ともあれ、そうしているうちに日も暮れはじめた。そろそろラトメアさんの家に帰るか。
「そうだ、なぁお前ら。俺の国に来ないか?」
「は?」
「へ?」
「何だって?」
三人とも呆気にとられた表情をした。当然の反応だな。
「これから国を建てるから、そのお誘い」
「はぁぁぁあああああ!?」
「ちょっとちょっとちょっと待って! いきなりすぎない!?」
「お前本気か?」
伝えるのはいきなりだけど、もうそのために動き出しているし。
「国を建てるのはいいんだけど、人材不足なんだよ。だからお前らを引き抜こうと」
「いやいやいやいや! レンビアはいいかもしれないけど、僕はただのアルラウネだよ?」
「僕だってただのドワーフだ! 優秀な人は他にいくらでもいる! それこそ首都とかにさ」
「ただ優秀な人材が欲しいんじゃない。信頼できること前提で、優秀な人材が欲しい。その点で言えば、まずお前ら以外はいない」
金でも積めば、そりゃ優秀なドワーフやアルラウネを雇い入れることはできるだろう。
けれど、それではダメなんだよな。
ただ単に俺の感情の問題もあるし、信頼できない奴を雇いたくはない。
何せ第一陣だ。まずは、信頼できる奴で固めたい。
「国の運営自体は魔導師たちにやらせる。けれどおそらく運営以外のことになると魔導師はほぼ動けない。だから、それ以外の専門的なところを任せたい」
「け、けどそんな……」
「わかってる。急に言われてすぐに頷けるとは思ってない。また誘いに来るし、来たいと思ったときに頷いてくれればいい。まぁ、頷くまで何度だって来るけど」
「それ断れない奴……」
「特にレンビアは、おじい様の許可やら何やらが必要だろ」
「……ああ、そうだな。でも、僕も首都にいることが多いだろうし何度も来る必要はない」
レンビアはそういうと笑って言った。
「必ず行こう。お前の国は、学べるものが多そうだ」
「そりゃありがたい」
よし、これで優秀な人材一人確保だ。
レンビア、性格はあれだけど能力は優秀だからな。
「お前今失礼なこと考えただろ」
「何のことやら。元いじめっ子リーダー君?」
「いつまで引きずるつもりだ!」
「そりゃ一生だろ」
まぁ、よくよく思い出して見れば、レンビアだけはそういうことしてなかったんだけど。
「ぼ、僕も! 今は即答できないけど……でも、いつかは絶対行く!」
「そっか。
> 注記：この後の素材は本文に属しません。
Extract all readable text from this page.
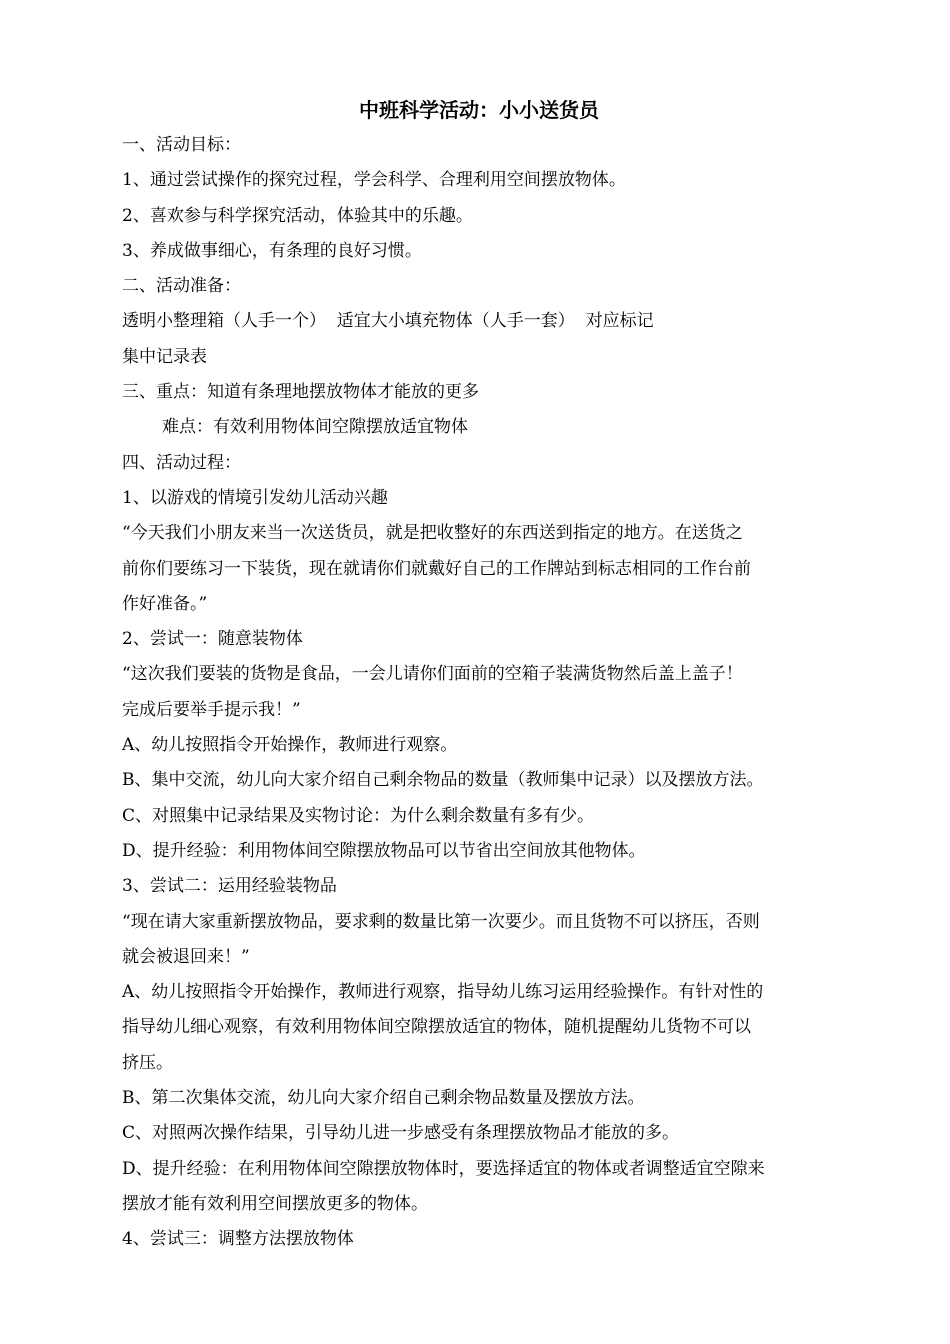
中班科学活动：小小送货员
一、活动目标：
1、通过尝试操作的探究过程，学会科学、合理利用空间摆放物体。
2、喜欢参与科学探究活动，体验其中的乐趣。
3、养成做事细心，有条理的良好习惯。
二、活动准备：
透明小整理箱（人手一个）  适宜大小填充物体（人手一套）  对应标记
集中记录表
三、重点：知道有条理地摆放物体才能放的更多
难点：有效利用物体间空隙摆放适宜物体
四、活动过程：
1、以游戏的情境引发幼儿活动兴趣
“今天我们小朋友来当一次送货员，就是把收整好的东西送到指定的地方。在送货之
前你们要练习一下装货，现在就请你们就戴好自己的工作牌站到标志相同的工作台前
作好准备。”
2、尝试一：随意装物体
“这次我们要装的货物是食品，一会儿请你们面前的空箱子装满货物然后盖上盖子！
完成后要举手提示我！”
A、幼儿按照指令开始操作，教师进行观察。
B、集中交流，幼儿向大家介绍自己剩余物品的数量（教师集中记录）以及摆放方法。
C、对照集中记录结果及实物讨论：为什么剩余数量有多有少。
D、提升经验：利用物体间空隙摆放物品可以节省出空间放其他物体。
3、尝试二：运用经验装物品
“现在请大家重新摆放物品，要求剩的数量比第一次要少。而且货物不可以挤压，否则
就会被退回来！”
A、幼儿按照指令开始操作，教师进行观察，指导幼儿练习运用经验操作。有针对性的
指导幼儿细心观察，有效利用物体间空隙摆放适宜的物体，随机提醒幼儿货物不可以
挤压。
B、第二次集体交流，幼儿向大家介绍自己剩余物品数量及摆放方法。
C、对照两次操作结果，引导幼儿进一步感受有条理摆放物品才能放的多。
D、提升经验：在利用物体间空隙摆放物体时，要选择适宜的物体或者调整适宜空隙来
摆放才能有效利用空间摆放更多的物体。
4、尝试三：调整方法摆放物体
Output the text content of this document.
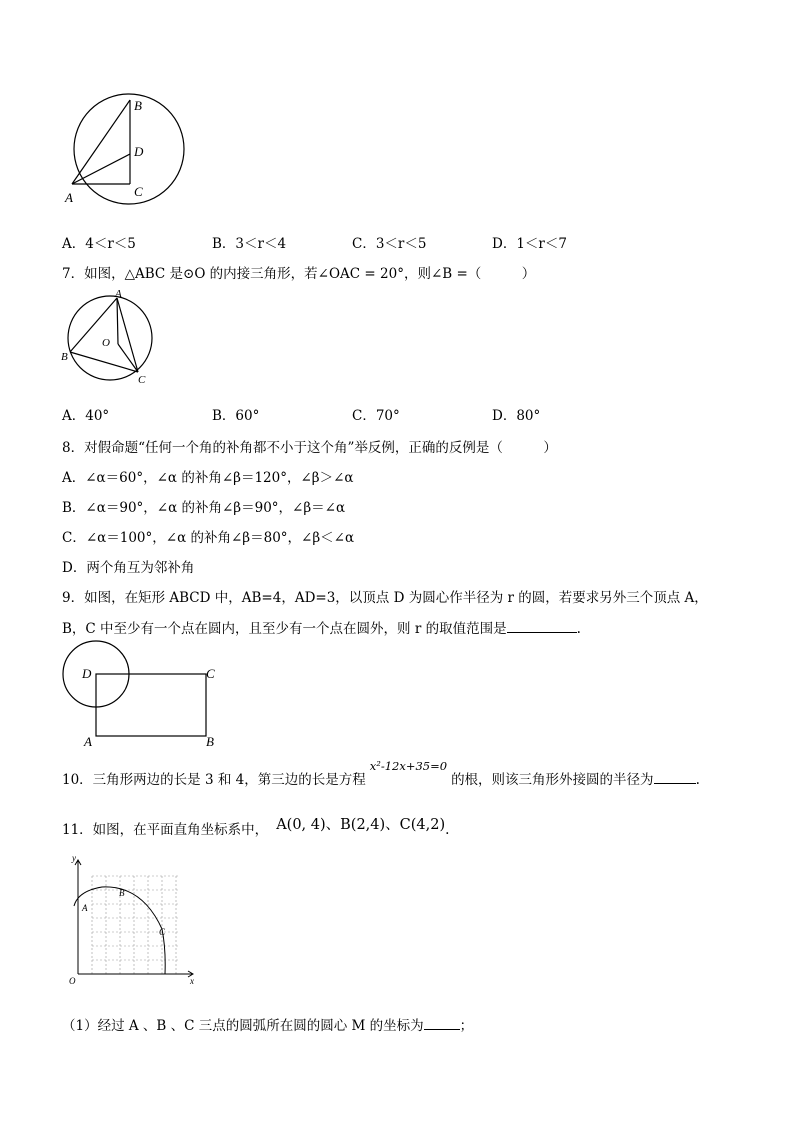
B
D
A	C
A．4＜r＜5	B．3＜r＜4	C．3＜r＜5	D．1＜r＜7
7．如图，△ABC 是⊙O 的内接三角形，若∠OAC = 20°，则∠B =（　　　）
A
O
B
C
A．40°	B．60°	C．70°	D．80°
8．对假命题“任何一个角的补角都不小于这个角”举反例，正确的反例是（　　　）
A．∠α＝60°，∠α 的补角∠β＝120°，∠β＞∠α
B．∠α＝90°，∠α 的补角∠β＝90°，∠β＝∠α
C．∠α＝100°，∠α 的补角∠β＝80°，∠β＜∠α
D．两个角互为邻补角
9．如图，在矩形 ABCD 中，AB=4，AD=3，以顶点 D 为圆心作半径为 r 的圆，若要求另外三个顶点 A，
B，C 中至少有一个点在圆内，且至少有一个点在圆外，则 r 的取值范围是	.
D	C
A	B
10．三角形两边的长是 3 和 4，第三边的长是方程x²-12x+35=0的根，则该三角形外接圆的半径为	.
11．如图，在平面直角坐标系中， A(0, 4)、B(2,4)、C(4,2).
y
x
O
A
B
C
（1）经过 A 、B 、C 三点的圆弧所在圆的圆心 M 的坐标为	；
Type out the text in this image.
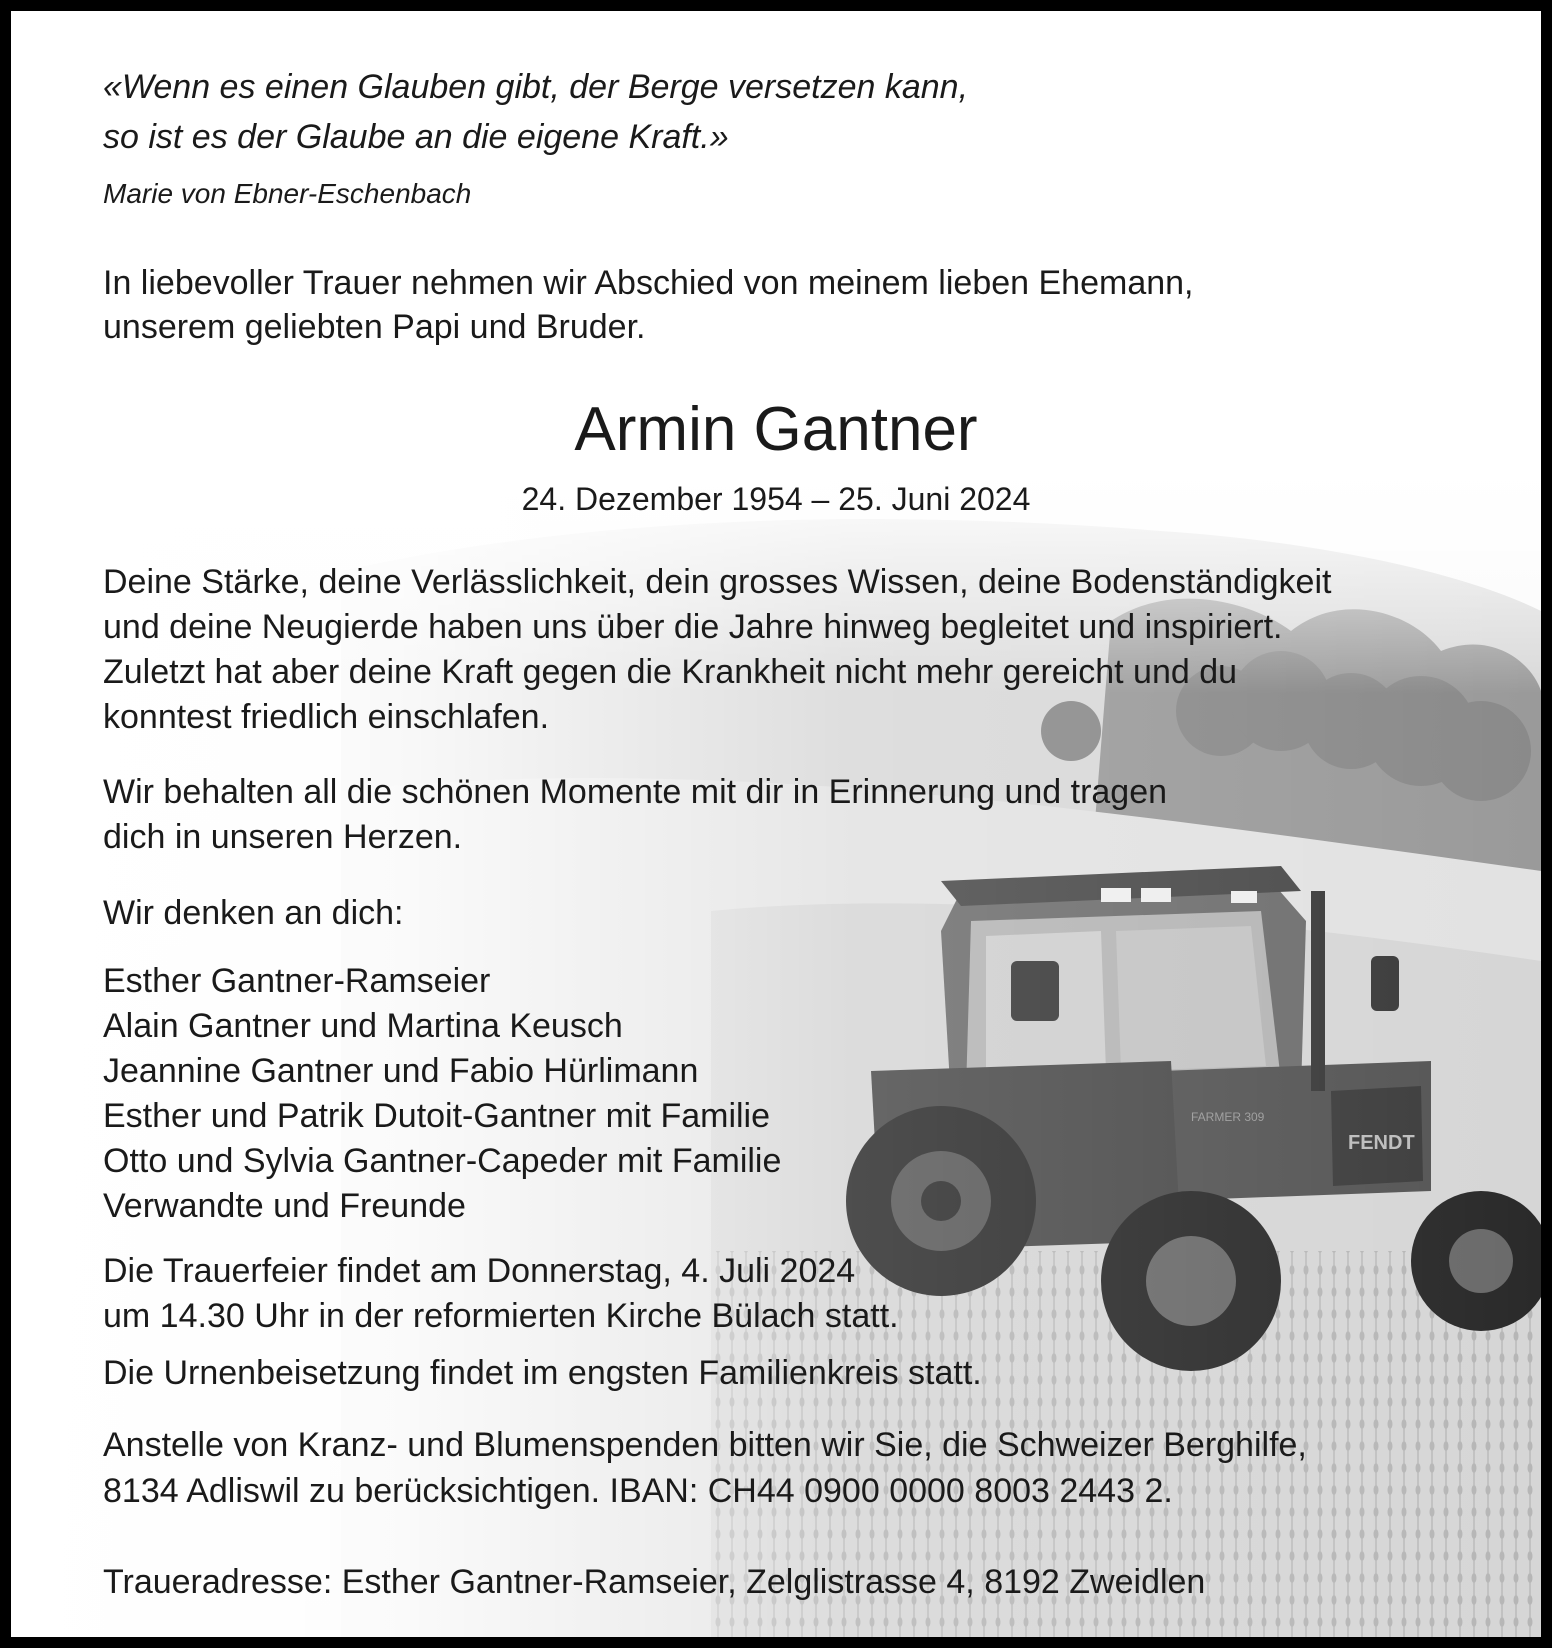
«Wenn es einen Glauben gibt, der Berge versetzen kann,

so ist es der Glaube an die eigene Kraft.»

Marie von Ebner-Eschenbach

In liebevoller Trauer nehmen wir Abschied von meinem lieben Ehemann,

unserem geliebten Papi und Bruder.

Armin Gantner

24. Dezember 1954 – 25. Juni 2024

Deine Stärke, deine Verlässlichkeit, dein grosses Wissen, deine Bodenständigkeit

und deine Neugierde haben uns über die Jahre hinweg begleitet und inspiriert.

Zuletzt hat aber deine Kraft gegen die Krankheit nicht mehr gereicht und du

konntest friedlich einschlafen.

Wir behalten all die schönen Momente mit dir in Erinnerung und tragen

dich in unseren Herzen.

Wir denken an dich:

Esther Gantner-Ramseier
Alain Gantner und Martina Keusch
Jeannine Gantner und Fabio Hürlimann
Esther und Patrik Dutoit-Gantner mit Familie
Otto und Sylvia Gantner-Capeder mit Familie
Verwandte und Freunde

Die Trauerfeier findet am Donnerstag, 4. Juli 2024

um 14.30 Uhr in der reformierten Kirche Bülach statt.

Die Urnenbeisetzung findet im engsten Familienkreis statt.

Anstelle von Kranz- und Blumenspenden bitten wir Sie, die Schweizer Berghilfe,

8134 Adliswil zu berücksichtigen. IBAN: CH44 0900 0000 8003 2443 2.

Traueradresse: Esther Gantner-Ramseier, Zelglistrasse 4, 8192 Zweidlen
ありがとうモートン」
モートンも約束をしてくれた。
やっぱりこの里の連中は良い奴らが多いなぁ。
と、バルドの方へ顔を向ける。
ドワーフも欲しい人材の上位に食い込むんだよ。
「……はぁ。それ、僕だけ断れないだろ」
「来てくれるか?」
「二人と一緒で今すぐは無理だけど、でも行くまでにもっと鍛冶の技術を上げておく。それでいいだろ?」
「ああ、検討してくれるだけでも大歓迎だったけど、とても嬉しいよ」
これで、とりあえず三人確保だ。